No firm integration plans

Some founders enter into M&A deals because their situation forces their hand. Often, these M&A deals end up with the company shuttered and its employees scattered across different teams.

That’s not a dream exit for any founder.

It’s even worse when you think you’re selling your startup to a company that values your team, only to see everything you worked for torn apart as soon as the sale is complete.

Grain of wisdom

While you can’t control the buyer after the purchase, asking questions beforehand can help understand their plans.

“You should be asking questions on what integration would look like because many companies, they do a transaction and then all of a sudden they just shut it down,” Alejandro said.

5.

Evaluating your buyers is as essential as evaluating your offers

A successful exit is a tricky path to engineer.

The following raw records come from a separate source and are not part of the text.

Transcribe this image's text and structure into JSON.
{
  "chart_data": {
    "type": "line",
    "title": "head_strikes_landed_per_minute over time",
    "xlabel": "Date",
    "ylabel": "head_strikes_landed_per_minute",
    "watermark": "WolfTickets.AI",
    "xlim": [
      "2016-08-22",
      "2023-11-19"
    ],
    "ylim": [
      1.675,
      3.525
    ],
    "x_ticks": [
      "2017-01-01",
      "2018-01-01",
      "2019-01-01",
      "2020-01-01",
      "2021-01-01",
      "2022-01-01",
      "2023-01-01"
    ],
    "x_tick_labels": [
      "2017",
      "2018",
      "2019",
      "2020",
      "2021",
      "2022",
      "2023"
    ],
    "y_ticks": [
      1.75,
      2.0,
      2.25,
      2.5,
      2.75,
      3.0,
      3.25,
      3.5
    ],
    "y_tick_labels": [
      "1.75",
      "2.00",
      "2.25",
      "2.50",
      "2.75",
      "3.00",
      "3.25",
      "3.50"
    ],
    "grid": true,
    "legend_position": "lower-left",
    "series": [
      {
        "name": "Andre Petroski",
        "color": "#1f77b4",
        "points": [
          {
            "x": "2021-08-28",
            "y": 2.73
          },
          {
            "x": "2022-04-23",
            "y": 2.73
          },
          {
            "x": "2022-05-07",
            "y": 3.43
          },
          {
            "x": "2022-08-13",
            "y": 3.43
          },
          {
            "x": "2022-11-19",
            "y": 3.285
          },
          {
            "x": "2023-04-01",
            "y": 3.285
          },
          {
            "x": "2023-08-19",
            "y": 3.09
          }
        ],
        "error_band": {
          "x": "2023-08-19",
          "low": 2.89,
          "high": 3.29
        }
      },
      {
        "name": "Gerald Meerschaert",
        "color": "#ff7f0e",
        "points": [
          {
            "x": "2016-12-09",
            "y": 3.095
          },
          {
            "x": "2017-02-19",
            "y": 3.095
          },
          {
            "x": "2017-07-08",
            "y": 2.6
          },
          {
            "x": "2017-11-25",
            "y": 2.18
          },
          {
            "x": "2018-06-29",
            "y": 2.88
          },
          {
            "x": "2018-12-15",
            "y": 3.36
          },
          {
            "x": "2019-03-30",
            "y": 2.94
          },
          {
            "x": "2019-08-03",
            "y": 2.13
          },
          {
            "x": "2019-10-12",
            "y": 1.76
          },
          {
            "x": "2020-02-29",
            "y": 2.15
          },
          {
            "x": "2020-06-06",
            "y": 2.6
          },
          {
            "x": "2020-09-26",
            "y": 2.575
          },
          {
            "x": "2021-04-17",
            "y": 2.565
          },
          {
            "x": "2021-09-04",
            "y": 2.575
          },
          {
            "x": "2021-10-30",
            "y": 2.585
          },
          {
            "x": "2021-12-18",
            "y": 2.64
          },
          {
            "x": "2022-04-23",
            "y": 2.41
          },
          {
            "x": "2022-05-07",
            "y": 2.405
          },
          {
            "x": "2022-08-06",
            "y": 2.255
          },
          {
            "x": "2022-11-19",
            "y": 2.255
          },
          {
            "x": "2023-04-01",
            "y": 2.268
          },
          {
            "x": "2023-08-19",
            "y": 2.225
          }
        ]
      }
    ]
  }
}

As a founder, you’re not only looking at big, potentially life-changing numbers, but you’re also navigating the emotions of selling a company you’ve poured years of your life into (not to mention the fact that you’re probably also facing some kind of external pressure to sell).

Despite all of this, you must prioritize vetting. So you can find the best buyer for your company. And that means taking the time to talk to them.

“You want to ask questions to really understand how excited they are about what you are doing, about what you’re building so that you’re able to filter through the people that are serious versus the people that are just curious.”